A list that has a special marker at its end is a general concept. The-empty-list...

mercurial · on March 13, 2013

Either today's tea was not strong enough, or you're answering the wrong person.

dschiptsov · on March 13, 2013

Yeah, I should change a tea-shop.)

In my opinion, the single-linked-list data structure as a foundation of Lisp was selected not by accident. It is also most basic and natural representation of many natural concepts - a chain, a list. You could ask for the next element, and find out that there is no more. Simple and natural. Because of its simplicity the code is also simple.

Such kind of lists should be heterogeneous, because when all the elements are of the same type, it is more natural to represent it as an array - an ordered sequence.
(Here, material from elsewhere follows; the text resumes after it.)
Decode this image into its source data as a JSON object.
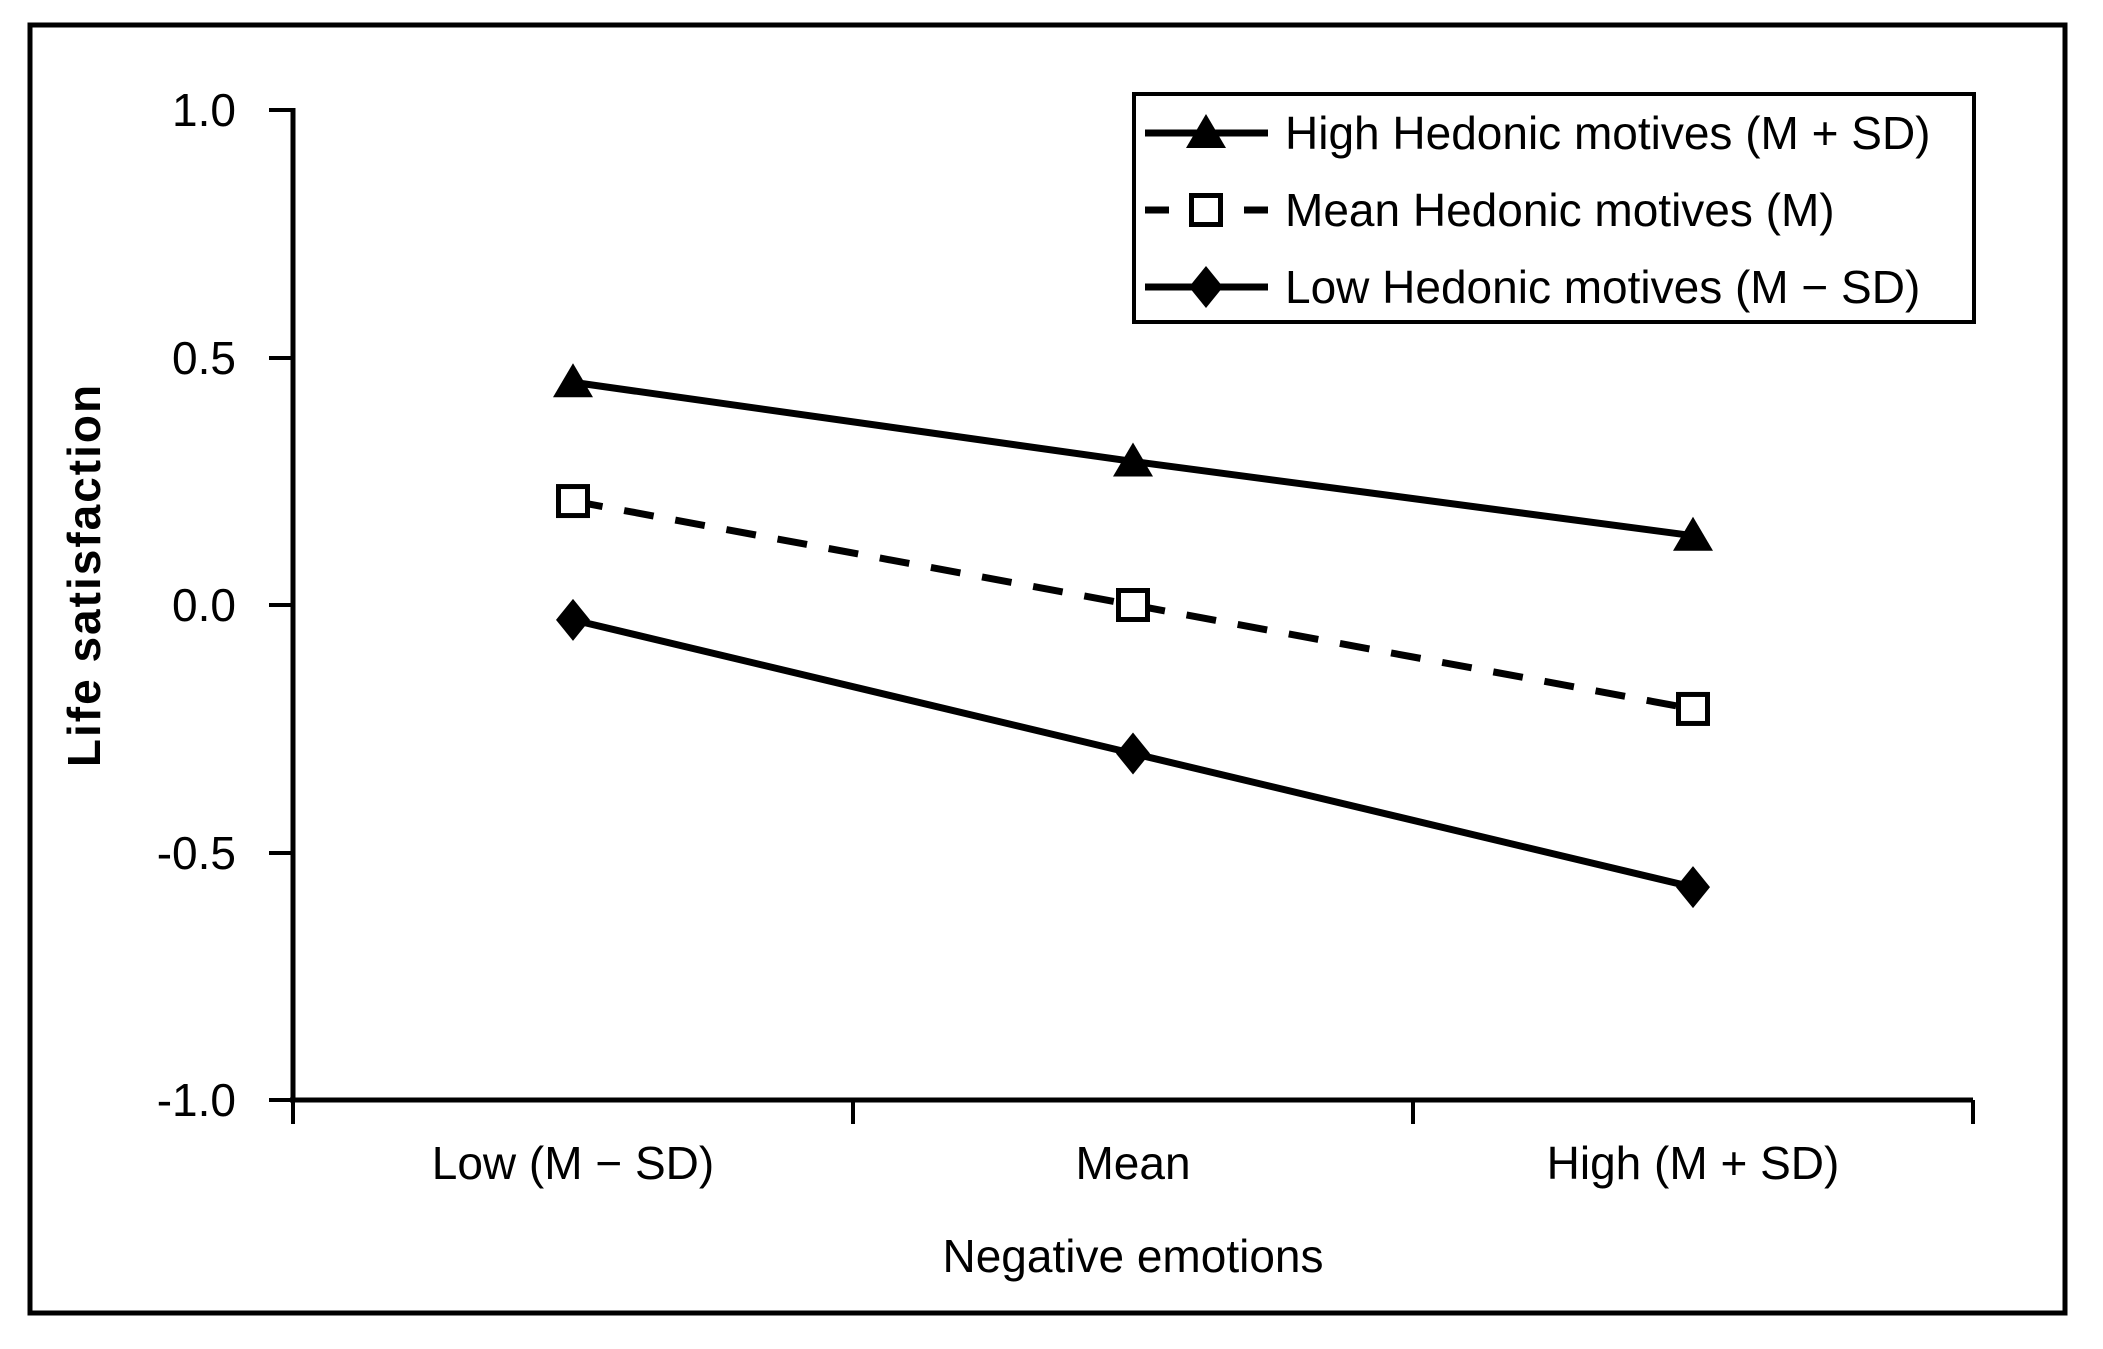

As far as I know, Python's lists actually are dynamic arrays.

The sequences of the elements of the same type (same storage size and encoding) with a marker at the end could be also viewed as a homogeneous lists. C strings processed as a list of characters is canonical example.

Now consider a UTF-8 encoding. It is a variable-length encoding. UTF-8 string is not an array, and because you cannot tell the boundaries between runes while reading, is not a list. But, nevertheless it could be considered and processed as a stream, until EOL marker is reached. This is why it was invented in Bell Labs to keep things as simple as possible.

Now, you see, the concept of a homogeneous list from math is not enough for CS, and sometimes it is much better to have it fuzzy. What is a list is a matter of a point of view.

I think I will keep my dealer.)

mercurial · on March 13, 2013

> In my opinion, the single-linked-list data structure as a foundation of Lisp was selected not by accident. It is also most basic and natural representation of many natural concepts - a chain, a list. You could ask for the next element, and find out that there is no more. Simple and natural. Because of its simplicity the code is also simple.

Yes, that's a recursive data structure well-suited to functional languages, same as Haskell lists.

> Such kind of lists should be heterogeneous, because when all the elements are of the same type, it is more natural to represent it as an array - an ordered sequence.

From a memory point of view, maybe, but that's really an implementation detail. If you take, eg, Perl arrays, which you can access by index, push, shift, unshift, and pop, the actual implementation is invisible from the programmer, just as it should be in this sort of language. Java will happily store cats and dogs in an array of Object, for instance.

> Now consider a UTF-8 encoding. It is a variable-length encoding. UTF-8 string is not an array, and because you cannot tell the boundaries between runes while reading, is not a list. But, nevertheless it could be considered and processed as a stream, until EOL marker is reached. This is why it was invented in Bell Labs to keep things as simple as possible.

You could very well store it as a list of bytes. This wouldn't be terribly efficient, but it's perfectly doable. Whether you process it as a stream or you have it stored in whatever array/collection is orthogonal to the fact that your language of choice supports heterogeneous lists. You can do stream processing in Haskell too (with, eg, pipes). You have also access to other data structures which are not lists, but which do expect to be homogenous.

dschiptsov · on March 13, 2013

Yes, it is indeed a stream of bytes, with a zero-byte as an EOF marker. That's why UTF-8 is good-enough.

As for lists, as long as your next element is not always in the next chunk of memory, you need a pointer. A chain of pointers is a single-linked list. This is the core of a Lisp and it is not an accident. Together with type-tagging, you could have your lists heterogeneous, as simple as that.)

This is a part of the beauty and elegance of a Lisp, in my opinion - few selected ideas put together.